Тропинка привела прямо к дому. На земле перед дверью сидел садовник. Я поприветствовал его и вынул из кармана ключи. Он молча посторонился, пропуская меня и нисколько не удивившись тому, что кто-то проникает в дом его хозяина. Видимо, моя уверенность подействовала на него успокаивающим образом. Считая все же необходимым объяснить ему свое появление, я вынул из кармана доверенность. Он даже не взглянул на нее — не умея читать, он был вынужден доверять мне, — сел на прежнее место и замер.
* * *
На следующий день, когда я вышел из дома, он сидел все на том же месте, так что было непонятно, провел ли он здесь ночь или явился на рассвете. Я пошел по улице, показавшейся мне чрезвычайно оживленной. Все почему-то смотрели на меня. И хотя мне известно, что такое ощущение испытывают все путешественники, попав в чужую страну, все же внимание к моей персоне было явно повышенным. Я отнес это на счет своего магрибского платья. Но дело было в ином. Один лавочник вышел мне навстречу и дал совет:
— Люди удивлены, что такой человек, как ты, передвигается пешком, по пыли.
Не дожидаясь ответа, он подозвал погонщика ослов и тот предложил мне прекрасный экземпляр вьючного животного с красивой попонкой, а в придачу дал мальчика для посылок.
Взобравшись на осла, я объехал старый город Миср ал-Атика, остановился у знаменитой мечети Амра и у сундуков с тканями, а затем направился в новую часть Каира, откуда вернулся с головой, полной слухов. С тех пор у меня вошло в привычку объезжать город по этому маршруту, иногда более длинному, иногда более короткому в зависимости от настроения и занятости. Прогулки эти были всегда полезны, поскольку я перезнакомился с кучей людей разных званий и состояний и понемногу втянулся в дела. С первого же месяца моего житья в Каире я поручил купцам одного каравана, магрибцам, груз индийского крепа и пряностей с просьбой доставить его одному торговцу в Тлемсене. По моей просьбе он выслал мне ларец амбры из Мессы.
Между делами я интересовался тем, что происходит во дворце. Неделю спустя после моего приезда султан полностью излечился. Уверовав в то, что недуг послан ему свыше, он призвал четырех великих кади Египта, представляющих четыре школы толкования писания [35] Так называемые юридические толки догматического писания, признанные в суннитском исламе правоверными: ханифитский, маликитский, шафитский и ханбалитский (по именам основателей).

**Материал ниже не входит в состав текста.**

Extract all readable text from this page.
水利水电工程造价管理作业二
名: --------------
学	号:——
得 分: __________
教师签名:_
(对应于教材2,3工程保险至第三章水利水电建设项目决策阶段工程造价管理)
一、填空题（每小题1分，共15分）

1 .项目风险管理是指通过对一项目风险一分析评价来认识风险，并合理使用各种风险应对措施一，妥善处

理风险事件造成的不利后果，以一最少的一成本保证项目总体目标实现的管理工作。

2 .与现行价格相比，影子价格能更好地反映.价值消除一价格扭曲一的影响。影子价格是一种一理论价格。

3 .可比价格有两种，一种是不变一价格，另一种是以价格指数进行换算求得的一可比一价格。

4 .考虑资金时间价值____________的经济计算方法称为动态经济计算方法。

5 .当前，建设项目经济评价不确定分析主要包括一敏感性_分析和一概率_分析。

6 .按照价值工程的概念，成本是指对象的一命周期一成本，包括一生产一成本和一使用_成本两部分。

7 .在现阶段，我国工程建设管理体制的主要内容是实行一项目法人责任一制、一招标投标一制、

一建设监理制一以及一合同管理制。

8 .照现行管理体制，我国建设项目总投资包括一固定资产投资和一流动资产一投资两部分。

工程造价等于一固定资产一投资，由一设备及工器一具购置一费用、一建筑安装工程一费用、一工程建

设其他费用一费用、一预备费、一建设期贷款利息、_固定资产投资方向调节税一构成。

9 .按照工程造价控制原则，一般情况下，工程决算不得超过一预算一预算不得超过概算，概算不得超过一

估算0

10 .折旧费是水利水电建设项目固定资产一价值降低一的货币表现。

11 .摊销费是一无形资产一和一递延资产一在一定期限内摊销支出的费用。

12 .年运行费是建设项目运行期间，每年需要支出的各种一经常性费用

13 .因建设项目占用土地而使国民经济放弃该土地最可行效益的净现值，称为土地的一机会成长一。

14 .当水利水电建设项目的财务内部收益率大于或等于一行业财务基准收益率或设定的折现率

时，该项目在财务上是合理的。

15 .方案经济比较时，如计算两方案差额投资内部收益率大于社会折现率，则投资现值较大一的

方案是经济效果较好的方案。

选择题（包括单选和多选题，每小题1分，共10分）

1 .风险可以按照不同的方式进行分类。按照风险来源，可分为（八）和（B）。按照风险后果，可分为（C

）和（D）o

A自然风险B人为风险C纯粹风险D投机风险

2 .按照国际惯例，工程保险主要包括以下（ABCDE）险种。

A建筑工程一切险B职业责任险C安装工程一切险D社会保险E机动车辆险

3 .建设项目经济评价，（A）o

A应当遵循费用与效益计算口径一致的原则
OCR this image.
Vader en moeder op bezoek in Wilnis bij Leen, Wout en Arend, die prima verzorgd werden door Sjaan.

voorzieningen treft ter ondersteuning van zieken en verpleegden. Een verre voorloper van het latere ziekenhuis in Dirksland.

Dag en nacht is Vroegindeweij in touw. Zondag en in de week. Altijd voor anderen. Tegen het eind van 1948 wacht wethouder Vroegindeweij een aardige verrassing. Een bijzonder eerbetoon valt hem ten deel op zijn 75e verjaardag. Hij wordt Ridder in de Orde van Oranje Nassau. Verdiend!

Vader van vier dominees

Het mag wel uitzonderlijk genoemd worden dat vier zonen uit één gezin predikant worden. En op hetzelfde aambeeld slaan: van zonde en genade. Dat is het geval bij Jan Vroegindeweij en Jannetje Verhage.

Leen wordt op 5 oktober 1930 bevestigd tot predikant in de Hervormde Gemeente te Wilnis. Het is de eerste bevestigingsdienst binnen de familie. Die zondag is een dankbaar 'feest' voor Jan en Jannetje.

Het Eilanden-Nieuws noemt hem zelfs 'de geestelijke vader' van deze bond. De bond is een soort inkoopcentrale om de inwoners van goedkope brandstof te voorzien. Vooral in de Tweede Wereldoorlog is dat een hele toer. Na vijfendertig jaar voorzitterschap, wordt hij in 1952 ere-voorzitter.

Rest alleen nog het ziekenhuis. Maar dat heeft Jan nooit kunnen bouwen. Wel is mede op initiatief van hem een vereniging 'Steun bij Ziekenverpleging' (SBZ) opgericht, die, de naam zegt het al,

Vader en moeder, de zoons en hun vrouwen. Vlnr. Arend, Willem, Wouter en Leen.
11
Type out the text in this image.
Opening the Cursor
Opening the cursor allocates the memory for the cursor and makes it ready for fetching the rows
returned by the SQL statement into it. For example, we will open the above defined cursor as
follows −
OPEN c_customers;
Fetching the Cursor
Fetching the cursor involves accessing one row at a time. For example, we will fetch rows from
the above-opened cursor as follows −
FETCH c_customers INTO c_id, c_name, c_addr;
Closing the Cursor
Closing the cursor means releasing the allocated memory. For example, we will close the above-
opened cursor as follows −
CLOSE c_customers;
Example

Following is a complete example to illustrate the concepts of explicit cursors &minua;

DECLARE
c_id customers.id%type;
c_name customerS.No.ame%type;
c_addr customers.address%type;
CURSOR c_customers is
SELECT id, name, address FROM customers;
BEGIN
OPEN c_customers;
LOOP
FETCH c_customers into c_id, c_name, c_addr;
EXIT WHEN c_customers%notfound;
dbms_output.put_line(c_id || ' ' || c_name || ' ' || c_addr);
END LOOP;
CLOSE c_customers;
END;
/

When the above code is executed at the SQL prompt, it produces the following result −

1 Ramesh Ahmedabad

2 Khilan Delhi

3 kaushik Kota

, упрекнул их в том, что они допустили его до совершения стольких преступлений и не предостерегли его, не осудили. Вроде он даже расплакался в их присутствии, чем поверг их в великое изумление: султан был дородным мужчиной, высокого роста, с окладистой бородой. Каясь в поступке, совершенном в отношении престарелого халифа, он обещал безотлагательно исправить зло. И тут же продиктовал отошедшему от дел понтифику [36] Лев Африканский в своем труде «Описание Африки» называет мусульманских халифов понтификами, т. е. первосвященниками.
послание, доставленное тому комендантом цитадели. Оно гласило:
Приветствует тебя султан, который вручает себя твоим молитвам. Он осознает ответственность за свое поведение по отношению к тебе и был бы безутешен, если б ты не осыпал его упреками. Виной всему дурные поползновения.
В тот же день мухтасиб в сопровождении факельщика вышел в город и провозгласил: «Согласно указу Его Королевского Величества султана отменяются помесячные и понедельные подати, как и все косвенные налоги без исключений, в том числе на право владения мельницами Каира».
Султан вознамерился, чего бы то ему ни стоило, пробудить во Всеблагом милосердное отношение к себе. Приказал собрать на ипподроме всех неимущих мужчин и женщин и раздал милостыню — по две монеты в полфадды на брата, что составило сумму в четыреста динар. Кроме того, раздал три тысячи динар бедным, особенно тем, кто проживал в мечети Ал-Азхар, а также в склепах предместья Карафа.
Затем Канзох вновь призвал великих кади и попросил их заказать во всех мечетях страны молебны на выздоровление августейшего ока. Только трое кади откликнулись, четвертый, маликитского обряда, в этот день хоронил своих детей, умерших от чумы.
Султан согласился на операцию, которая была назначена на пятницу как раз после этих молебнов. Еще неделю он соблюдал постельный режим, после чего подписал помилование многим узникам, содержащимся в четырех тюремных домах, цитадели и в Аркане — дворцовой темнице; среди них было немало членов его семьи, некогда впавших в немилость. Самым знаменитым арестантом, вышедшим таким образом на свободу, был брадобрей Камаледдин, чье имя тут же обошло весь Каир, вызвав множество иронических откликов.